On the downside, immediate support is clustered near $4,280. If this level fails to hold, analysts warn of potential retracement toward $3,900, where purchaviewrs may look for stronger accumulation. Near-term dip zones between $4,375 and $4,418 are also being monitored by traders as possible entry points.

On the upside, a decisive break above $4,600 could reignite bullish momentum. Market strategists note that clearing this resistance would open the path toward $5,500, a target some analysts have set in anticipation of continued institutional inflows into ETH-related products. Longer-term chart watchers also highlight the potential for a bullish megaphone pattern, which, if confirmed, could extend ETH’s trajectory toward the $10,000 range in an extended cycle.

Technical indicators remain mixed. The relative strength index (RSI) is holding in the neutral zone around 40 to 50, indicating neither overbought nor oversold conditions.

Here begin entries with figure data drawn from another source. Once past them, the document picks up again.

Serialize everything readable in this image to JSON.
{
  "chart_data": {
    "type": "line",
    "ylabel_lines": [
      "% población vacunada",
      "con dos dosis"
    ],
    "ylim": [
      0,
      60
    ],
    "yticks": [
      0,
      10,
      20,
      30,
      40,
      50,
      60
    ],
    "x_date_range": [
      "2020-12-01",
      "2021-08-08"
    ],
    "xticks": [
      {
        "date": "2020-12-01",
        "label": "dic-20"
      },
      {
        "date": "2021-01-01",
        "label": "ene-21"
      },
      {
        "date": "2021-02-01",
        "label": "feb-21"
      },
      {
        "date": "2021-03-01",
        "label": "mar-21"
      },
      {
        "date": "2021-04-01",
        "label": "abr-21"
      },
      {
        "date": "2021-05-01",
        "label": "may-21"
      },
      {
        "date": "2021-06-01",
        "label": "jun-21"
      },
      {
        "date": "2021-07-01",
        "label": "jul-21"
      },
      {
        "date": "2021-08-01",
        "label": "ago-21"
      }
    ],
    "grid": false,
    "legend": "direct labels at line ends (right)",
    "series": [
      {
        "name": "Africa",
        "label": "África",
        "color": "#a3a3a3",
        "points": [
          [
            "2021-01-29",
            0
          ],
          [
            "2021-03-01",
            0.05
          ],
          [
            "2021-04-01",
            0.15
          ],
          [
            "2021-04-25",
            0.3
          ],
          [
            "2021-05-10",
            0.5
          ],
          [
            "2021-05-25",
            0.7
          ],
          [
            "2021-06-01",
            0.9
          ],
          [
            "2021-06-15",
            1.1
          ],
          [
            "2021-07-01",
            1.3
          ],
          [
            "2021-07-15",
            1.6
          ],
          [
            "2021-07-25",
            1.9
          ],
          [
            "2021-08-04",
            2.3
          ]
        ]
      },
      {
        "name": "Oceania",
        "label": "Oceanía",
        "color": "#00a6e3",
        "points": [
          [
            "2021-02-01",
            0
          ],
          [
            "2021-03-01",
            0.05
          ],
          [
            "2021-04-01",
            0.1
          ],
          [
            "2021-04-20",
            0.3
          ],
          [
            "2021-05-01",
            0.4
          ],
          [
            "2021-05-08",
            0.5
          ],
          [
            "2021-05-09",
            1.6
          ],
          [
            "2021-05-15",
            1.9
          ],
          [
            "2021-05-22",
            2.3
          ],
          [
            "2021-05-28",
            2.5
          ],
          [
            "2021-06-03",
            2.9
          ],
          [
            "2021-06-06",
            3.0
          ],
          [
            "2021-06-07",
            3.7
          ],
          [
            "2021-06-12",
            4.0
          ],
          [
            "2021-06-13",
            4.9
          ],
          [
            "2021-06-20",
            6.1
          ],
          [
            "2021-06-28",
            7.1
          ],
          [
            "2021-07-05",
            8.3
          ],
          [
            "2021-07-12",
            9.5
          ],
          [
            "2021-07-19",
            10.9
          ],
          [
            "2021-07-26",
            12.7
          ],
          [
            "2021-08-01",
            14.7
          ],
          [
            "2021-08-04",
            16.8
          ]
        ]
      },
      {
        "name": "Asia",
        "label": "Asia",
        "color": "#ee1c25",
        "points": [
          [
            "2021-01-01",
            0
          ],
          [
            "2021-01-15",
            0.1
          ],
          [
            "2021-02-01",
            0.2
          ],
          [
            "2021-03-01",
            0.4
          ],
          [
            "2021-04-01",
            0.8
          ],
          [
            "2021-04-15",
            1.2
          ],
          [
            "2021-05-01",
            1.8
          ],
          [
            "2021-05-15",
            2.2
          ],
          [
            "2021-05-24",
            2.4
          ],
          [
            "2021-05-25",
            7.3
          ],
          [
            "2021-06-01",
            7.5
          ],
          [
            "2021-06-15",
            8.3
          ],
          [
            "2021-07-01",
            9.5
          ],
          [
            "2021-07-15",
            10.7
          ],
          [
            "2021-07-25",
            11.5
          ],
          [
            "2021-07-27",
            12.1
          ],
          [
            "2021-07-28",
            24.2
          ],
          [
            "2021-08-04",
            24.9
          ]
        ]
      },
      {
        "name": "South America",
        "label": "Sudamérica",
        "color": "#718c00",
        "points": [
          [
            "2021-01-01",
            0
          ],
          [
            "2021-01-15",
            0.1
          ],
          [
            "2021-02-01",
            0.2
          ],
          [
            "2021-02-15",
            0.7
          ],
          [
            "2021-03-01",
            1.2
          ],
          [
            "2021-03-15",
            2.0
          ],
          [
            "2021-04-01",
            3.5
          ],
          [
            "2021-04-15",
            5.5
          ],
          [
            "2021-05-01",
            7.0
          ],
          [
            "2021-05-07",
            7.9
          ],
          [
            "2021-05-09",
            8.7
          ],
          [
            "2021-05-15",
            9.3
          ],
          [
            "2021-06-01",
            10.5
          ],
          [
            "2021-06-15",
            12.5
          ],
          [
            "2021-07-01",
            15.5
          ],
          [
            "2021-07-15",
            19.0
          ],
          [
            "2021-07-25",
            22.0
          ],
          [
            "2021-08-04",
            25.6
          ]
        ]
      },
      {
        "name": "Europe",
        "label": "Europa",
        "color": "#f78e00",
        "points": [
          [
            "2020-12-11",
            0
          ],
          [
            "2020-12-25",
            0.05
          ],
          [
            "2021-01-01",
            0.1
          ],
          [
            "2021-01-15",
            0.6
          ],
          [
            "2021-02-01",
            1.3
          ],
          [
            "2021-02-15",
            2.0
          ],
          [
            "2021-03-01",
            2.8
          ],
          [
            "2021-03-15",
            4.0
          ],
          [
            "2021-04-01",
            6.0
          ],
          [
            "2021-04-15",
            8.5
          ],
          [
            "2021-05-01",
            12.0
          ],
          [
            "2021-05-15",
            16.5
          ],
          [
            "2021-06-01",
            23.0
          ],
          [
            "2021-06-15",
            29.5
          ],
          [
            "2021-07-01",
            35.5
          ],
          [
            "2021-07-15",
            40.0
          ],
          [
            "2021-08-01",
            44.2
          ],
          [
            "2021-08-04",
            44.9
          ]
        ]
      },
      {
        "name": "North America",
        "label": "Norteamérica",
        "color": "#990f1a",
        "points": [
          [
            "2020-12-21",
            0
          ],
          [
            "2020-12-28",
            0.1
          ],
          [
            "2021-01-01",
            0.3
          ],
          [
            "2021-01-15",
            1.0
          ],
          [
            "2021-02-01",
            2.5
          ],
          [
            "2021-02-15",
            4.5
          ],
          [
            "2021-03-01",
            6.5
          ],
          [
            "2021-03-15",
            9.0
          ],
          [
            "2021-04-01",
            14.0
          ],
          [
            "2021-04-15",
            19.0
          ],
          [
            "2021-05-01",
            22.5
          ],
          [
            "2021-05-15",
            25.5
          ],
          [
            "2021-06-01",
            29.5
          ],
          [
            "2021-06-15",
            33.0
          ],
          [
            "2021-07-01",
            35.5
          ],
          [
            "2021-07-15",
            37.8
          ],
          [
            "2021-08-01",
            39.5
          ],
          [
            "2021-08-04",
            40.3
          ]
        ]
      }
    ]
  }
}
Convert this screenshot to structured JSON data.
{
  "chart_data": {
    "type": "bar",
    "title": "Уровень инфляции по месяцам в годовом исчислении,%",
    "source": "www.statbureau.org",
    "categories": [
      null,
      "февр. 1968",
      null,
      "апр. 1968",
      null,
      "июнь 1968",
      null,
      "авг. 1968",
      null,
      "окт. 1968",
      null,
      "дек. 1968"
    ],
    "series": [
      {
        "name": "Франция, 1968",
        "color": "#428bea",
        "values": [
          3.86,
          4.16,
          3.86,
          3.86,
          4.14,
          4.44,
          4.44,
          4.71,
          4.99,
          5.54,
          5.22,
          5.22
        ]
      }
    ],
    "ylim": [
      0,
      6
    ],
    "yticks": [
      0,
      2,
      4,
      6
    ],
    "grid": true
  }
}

Moving averages across short- to medium-term timeframes are skewing bearish, while longer-term averages still reflect structural support. Oscillators such as the MACD suggest indecision, consistent with ETH’s current consolidation phase.

The market’s near-term direction will likely hinge on whether ETH can defend the $4,280 level and build momentum above $4,600. For now, the price action remains range-bound, with traders awaiting a breakout to confirm whether the next leg will test higher resistance or deeper support levels.